Britton Gagliardi, Political Science. IR and ECON minor. Class of 2019.
Often times, movies and television portray the life of a student athlete as glamorous and enviable. These students skate by with barely passing grades, have all the friends imaginable, and always find ways of getting out of their assignments. However, as a student athlete at Saint Joseph’s University, I can ensure you this life does not exist in reality. My name is Britton Gagliardi, and I am a senior Political Science major and an International Relations and Economics double minor. In addition to my academic pursuits at SJU, I am also a member of our NCAA Division I Women’s Cross Country, Indoor Track, and Outdoor Track teams. My time as a student athlete has provided me with countless rewarding opportunities at SJU, but I have also faced numerous challenges and hurdles.

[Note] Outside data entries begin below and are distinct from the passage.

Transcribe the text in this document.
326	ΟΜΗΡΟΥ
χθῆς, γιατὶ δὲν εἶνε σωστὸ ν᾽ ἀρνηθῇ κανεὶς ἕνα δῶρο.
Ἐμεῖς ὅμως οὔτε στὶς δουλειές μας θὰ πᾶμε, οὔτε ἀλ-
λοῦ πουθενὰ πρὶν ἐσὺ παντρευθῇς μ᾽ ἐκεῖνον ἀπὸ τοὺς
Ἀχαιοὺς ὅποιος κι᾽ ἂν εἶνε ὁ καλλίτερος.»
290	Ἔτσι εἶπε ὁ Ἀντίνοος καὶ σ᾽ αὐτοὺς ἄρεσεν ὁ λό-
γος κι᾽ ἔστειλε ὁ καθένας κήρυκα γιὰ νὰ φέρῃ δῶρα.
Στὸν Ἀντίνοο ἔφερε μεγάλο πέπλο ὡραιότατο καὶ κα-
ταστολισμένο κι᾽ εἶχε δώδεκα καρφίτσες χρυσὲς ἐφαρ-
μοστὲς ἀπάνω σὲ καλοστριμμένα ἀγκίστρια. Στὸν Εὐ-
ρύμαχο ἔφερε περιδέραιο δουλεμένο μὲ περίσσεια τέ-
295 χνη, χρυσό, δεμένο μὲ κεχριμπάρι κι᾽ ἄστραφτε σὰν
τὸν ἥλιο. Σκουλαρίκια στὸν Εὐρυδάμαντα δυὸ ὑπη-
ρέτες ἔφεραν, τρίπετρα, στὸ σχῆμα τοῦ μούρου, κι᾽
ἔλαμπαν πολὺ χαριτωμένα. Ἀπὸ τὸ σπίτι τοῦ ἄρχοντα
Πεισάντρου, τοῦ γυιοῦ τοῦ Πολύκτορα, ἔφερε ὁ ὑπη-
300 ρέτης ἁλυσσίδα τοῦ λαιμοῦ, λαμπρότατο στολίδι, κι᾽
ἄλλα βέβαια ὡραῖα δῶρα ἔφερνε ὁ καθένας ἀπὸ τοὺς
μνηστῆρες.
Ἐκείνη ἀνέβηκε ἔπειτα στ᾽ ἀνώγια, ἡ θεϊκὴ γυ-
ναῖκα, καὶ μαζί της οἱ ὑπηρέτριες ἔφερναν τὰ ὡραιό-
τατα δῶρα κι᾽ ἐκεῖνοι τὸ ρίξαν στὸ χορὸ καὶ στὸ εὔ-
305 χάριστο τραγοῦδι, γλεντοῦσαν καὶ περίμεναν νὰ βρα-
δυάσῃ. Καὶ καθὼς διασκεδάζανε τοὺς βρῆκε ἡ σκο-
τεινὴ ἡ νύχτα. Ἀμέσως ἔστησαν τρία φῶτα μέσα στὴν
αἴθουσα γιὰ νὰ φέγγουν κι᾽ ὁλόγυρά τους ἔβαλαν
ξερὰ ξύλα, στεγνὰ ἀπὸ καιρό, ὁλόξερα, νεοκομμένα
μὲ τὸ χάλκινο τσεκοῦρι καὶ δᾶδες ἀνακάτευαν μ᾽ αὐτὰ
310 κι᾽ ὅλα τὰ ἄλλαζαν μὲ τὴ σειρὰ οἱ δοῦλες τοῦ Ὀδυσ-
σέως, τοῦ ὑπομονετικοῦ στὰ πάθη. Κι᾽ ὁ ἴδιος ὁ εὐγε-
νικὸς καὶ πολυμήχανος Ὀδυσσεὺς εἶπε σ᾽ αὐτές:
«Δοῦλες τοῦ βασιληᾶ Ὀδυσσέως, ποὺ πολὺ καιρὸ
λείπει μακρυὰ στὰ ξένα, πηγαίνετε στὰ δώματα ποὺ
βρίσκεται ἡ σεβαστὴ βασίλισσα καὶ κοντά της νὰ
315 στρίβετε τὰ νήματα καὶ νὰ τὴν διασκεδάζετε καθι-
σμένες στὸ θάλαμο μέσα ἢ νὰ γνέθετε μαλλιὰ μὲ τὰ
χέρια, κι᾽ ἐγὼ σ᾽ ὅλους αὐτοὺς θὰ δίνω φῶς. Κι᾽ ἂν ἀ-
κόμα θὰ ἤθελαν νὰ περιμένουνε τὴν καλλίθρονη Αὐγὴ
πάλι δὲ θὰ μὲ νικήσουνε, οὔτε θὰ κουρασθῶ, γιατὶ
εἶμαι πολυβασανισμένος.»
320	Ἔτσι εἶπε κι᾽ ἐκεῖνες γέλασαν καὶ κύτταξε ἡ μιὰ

Since I had been involved in athletics throughout high school, I entered my freshman year of college thinking that my time management skills were rather proficient. However, it did not take long into my first semester to realize college was much more difficult than high school. Within the first week of school I was hit by a whirlwind of assignments and grueling practices. I quickly realized that the intensity of both school and running had been elevated. Throughout my three years at SJU, I have not perfected my time management skills, but they have improved immensely from my first few weeks at college. I have learned the importance of fitting in a few pages of reading while waiting for practice to begin or utilizing our long bus rides to study for an exam or a write a paper. Being a student athlete has made me realize that there are only twenty-four hours in a day, and between class, practice, and making sure I get enough sleep, I need to make sure I productively use every minute. Thus, rather than hindering my academic career, my athletic commitment has greatly benefitted my study habits and has instilled in me the skills that are necessary to succeed.
Furthermore, my experience as a student athlete has taught me the importance of communication and has allowed me to develop meaningful relationships with my professors. As an athlete, I am obligated to miss numerous days of class in order to travel to different races and meets. Over the past three years, I have learned the importance of communicating with my professors about my scheduled absences and ensuring them that it will not affect my commitment to their classes. When missing class for an athletic event, I found that it is important to notify my professors, and make sure they know I will reach out to a classmate for notes and stay on top of the course material. Throughout my communication with the International Relations and Political Science departments, my professors have been more than accommodating to my athletic schedule. In addition, as a result of my regular emails and visits during office hours, I have developed valuable relationships with many professors within the department. Therefore, even though life as a student athlete can be stressful at times, it has presented me with countless opportunities to enhance my academic experience at SJU.